Following the above procedure, the compound (3S,14R)-1 (1.0 mg, 0.0015 mmol) was reacted with S-MTPA (1.8 mg, 0.0076 mmol) in the present of DCC (1.9 mg, 0.0092 mmol) and DMAP (0.2 mg, 0.0015 mmol), the title compound (0.8 mg, 50%) was obtained: ¹H NMR (700 MHz, CDCl₃) δ 7.56–7.52 (m, 4 H), 7.43–7.38 (m, 6 H), 6.21 (t, J = 2.1 Hz, 1 H), 6.03–5.97 (m, 3 H), 5.49 (ddt, J = 15.4, 7.0, 1.4 Hz, 1 H), 5.45–5.43 (m, 1 H), 5.38–5.29 (m, 4 H), 3.59 (s, 3 H), 3.59 (s, 3 H), 3.07 (t, J = 0.7 Hz, 1 H), 2.63 (d, J = 2.1 Hz, 1 H), 2.32 (qd, J = 7.7, 1.4 Hz, 2 H), 2.21 (td, J = 7.7, 2.1 Hz, 2 H), 2.20 (td, J = 7.0, 2.1 Hz, 2 H), 2.05–1.99 (m, 10 H), 1.52–1.21 (m, 40 H).

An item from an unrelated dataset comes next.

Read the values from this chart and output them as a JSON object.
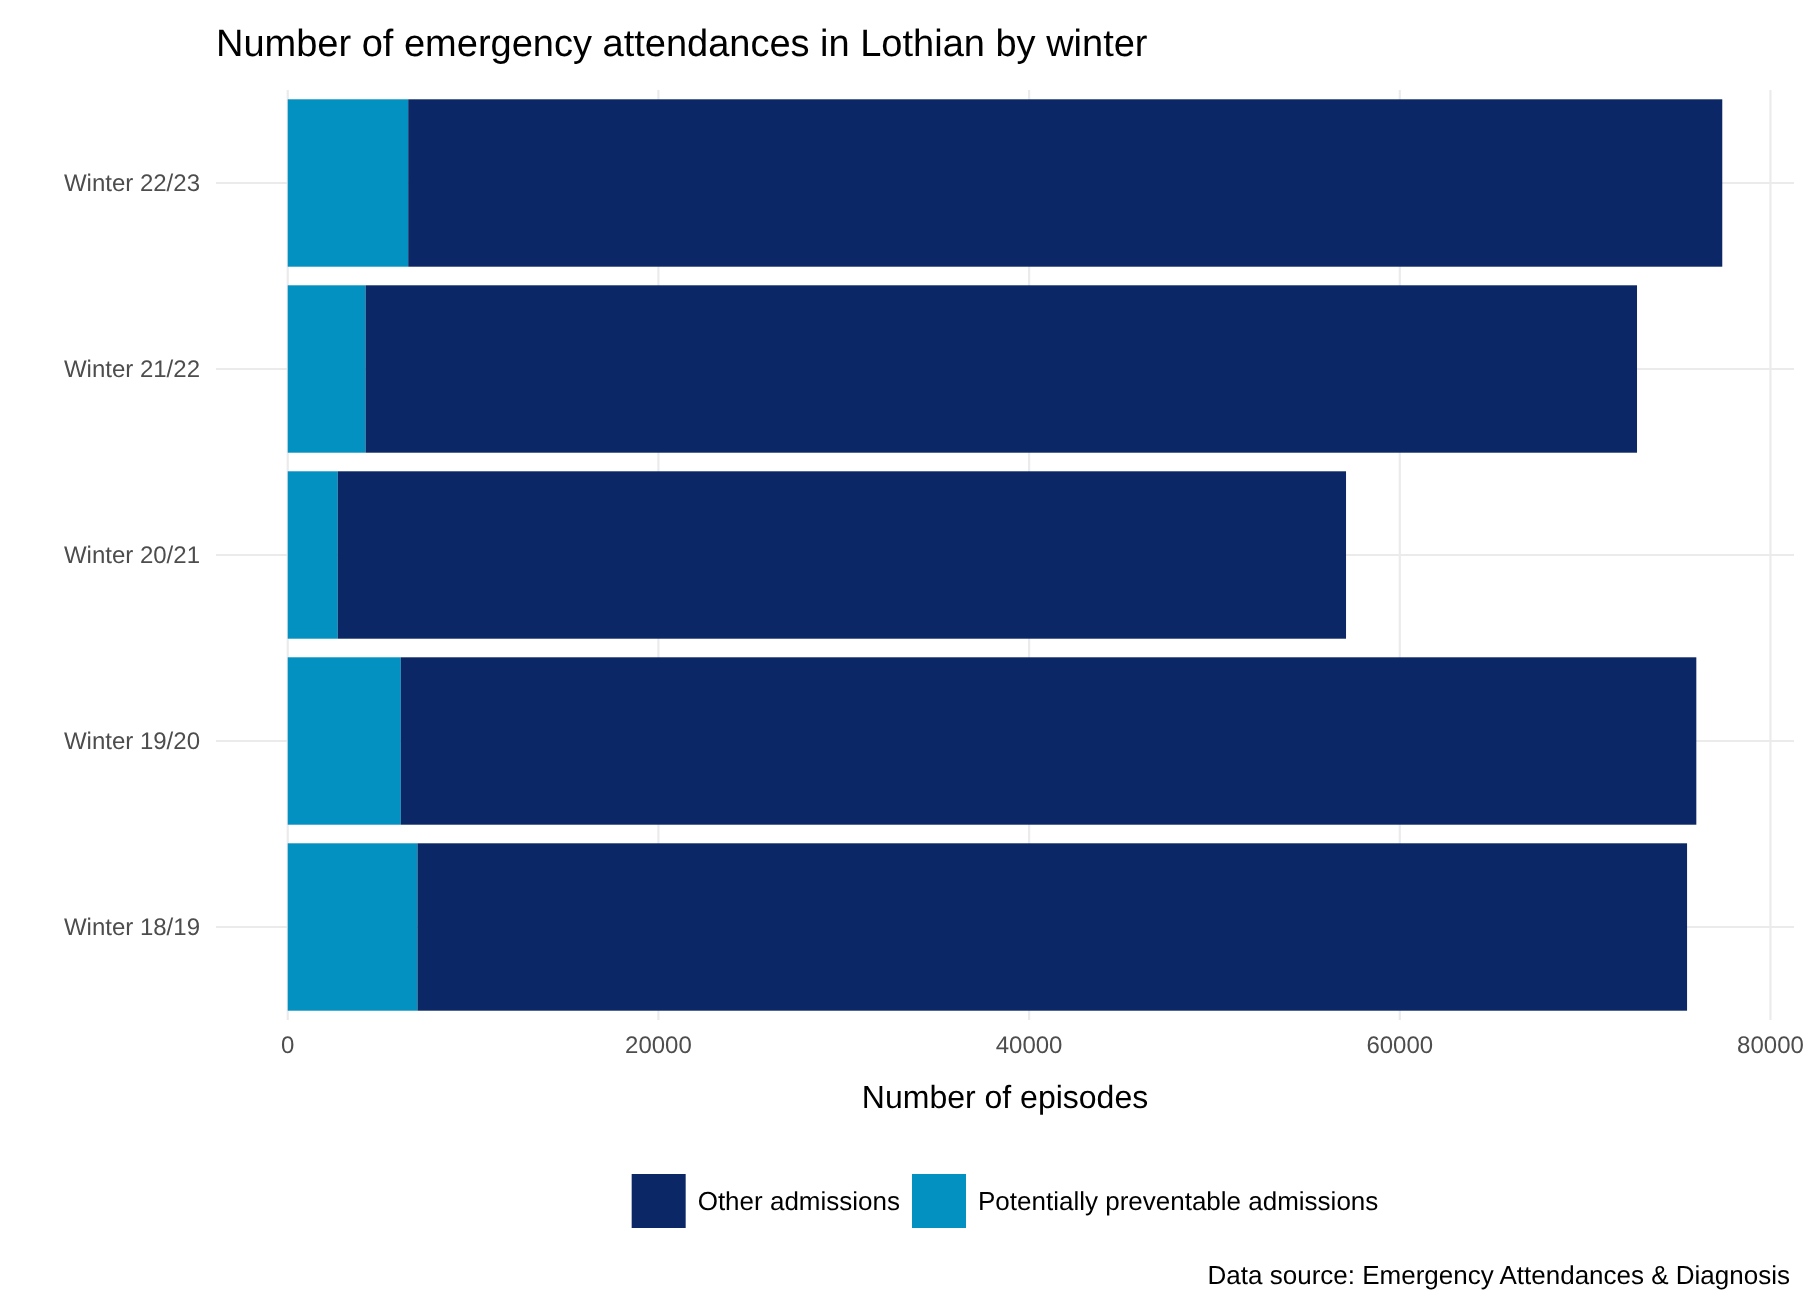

(2R,2′R)-((3S,4E,14S,21Z,27Z,43Z)-Hexatetraconta-4,21,27,43-tetraen-1,12,15,45-tetrayne-3,14-diyl) bis(3,3,3-trifluoro-2-methoxy-2-phenylpropanoate)

Following the above procedure, the compound (3S,14S)-1 (1.0 mg, 0.0015 mmol) was reacted with R-MTPA (1.8 mg, 0.0076 mmol) in the present of DCC (1.9 mg, 0.0092 mmol) and DMAP (0.2 mg, 0.0015 mmol), the title compound (1.1 mg, 69%) was obtained: ¹H NMR (700 MHz, CDCl₃) δ 7.56–7.54 (m, 4 H), 7.43–7.38 (m, 6 H), 6.21 (t, J = 2.1 Hz, 1 H), 6.05 (dtd, J = 15.4, 7.0, 1.4 Hz, 1 H), 6.02–5.98 (m, 2 H), 5.59 (ddt, J = 15.4, 7.0, 1.4 Hz, 1 H), 5.45–5.43 (m, 1 H), 5.37–5.29 (m, 4 H), 3.59 (s, 3 H), 3.55 (s, 3 H), 3.06 (d, J = 0.7 Hz, 1 H), 2.59 (d, J = 2.1 Hz, 1 H), 2.32 (qd, J = 7.7, 1.4 Hz, 2 H), 2.22 (td, J = 7.0, 2.1 Hz, 2 H), 2.20 (td, J = 7.0, 2.1 Hz, 2 H), 2.07 (q, J = 7.0 Hz, 2 H), 2.04–1.99 (m, 8 H), 1.52–1.21 (m, 40 H).

(2S,2′S)-((3S,4E,14S,21Z,27Z,43Z)-Hexatetraconta-4,21,27,43-tetraen-1,12,15,45-tetrayne-3,14-diyl) bis(3,3,3-trifluoro-2-methoxy-2-phenylpropanoate)

Following the above procedure, the compound (3S,14S)-1 (1.0 mg, 0.0015 mmol) was reacted with S-MTPA (1.8 mg, 0.0076 mmol) in the present of DCC (1.9 mg, 0.0092 mmol) and DMAP (0.2 mg, 0.0015 mmol), the title compound (0.7 mg, 44%) was obtained: ¹H NMR (700 MHz, CDCl₃) δ 7.55–7.52 (m, 4 H), 7.43–7.38 (m, 6 H), 6.21 (t, J = 1.4 Hz, 1 H), 6.03–5.97 (m, 3 H), 5.49 (dd, J = 15.4, 7.0 Hz, 1 H), 5.44–5.43 (m, 1 H), 5.37–5.29 (m, 4 H), 3.59 (s, 3 H), 3.59 (s, 3 H), 3.06 (d, J = 1.4 Hz, 1 H), 2.63 (d, J = 2.1 Hz, 1 H), 2.32 (q, J = 7.0 Hz, 2 H), 2.23 (td, J = 7.0, 2.1 Hz, 2 H), 2.19 (td, J = 7.0, 2.1 Hz, 2 H), 2.05–1.99 (m, 10 H), 1.52–1.21 (m, 40 H).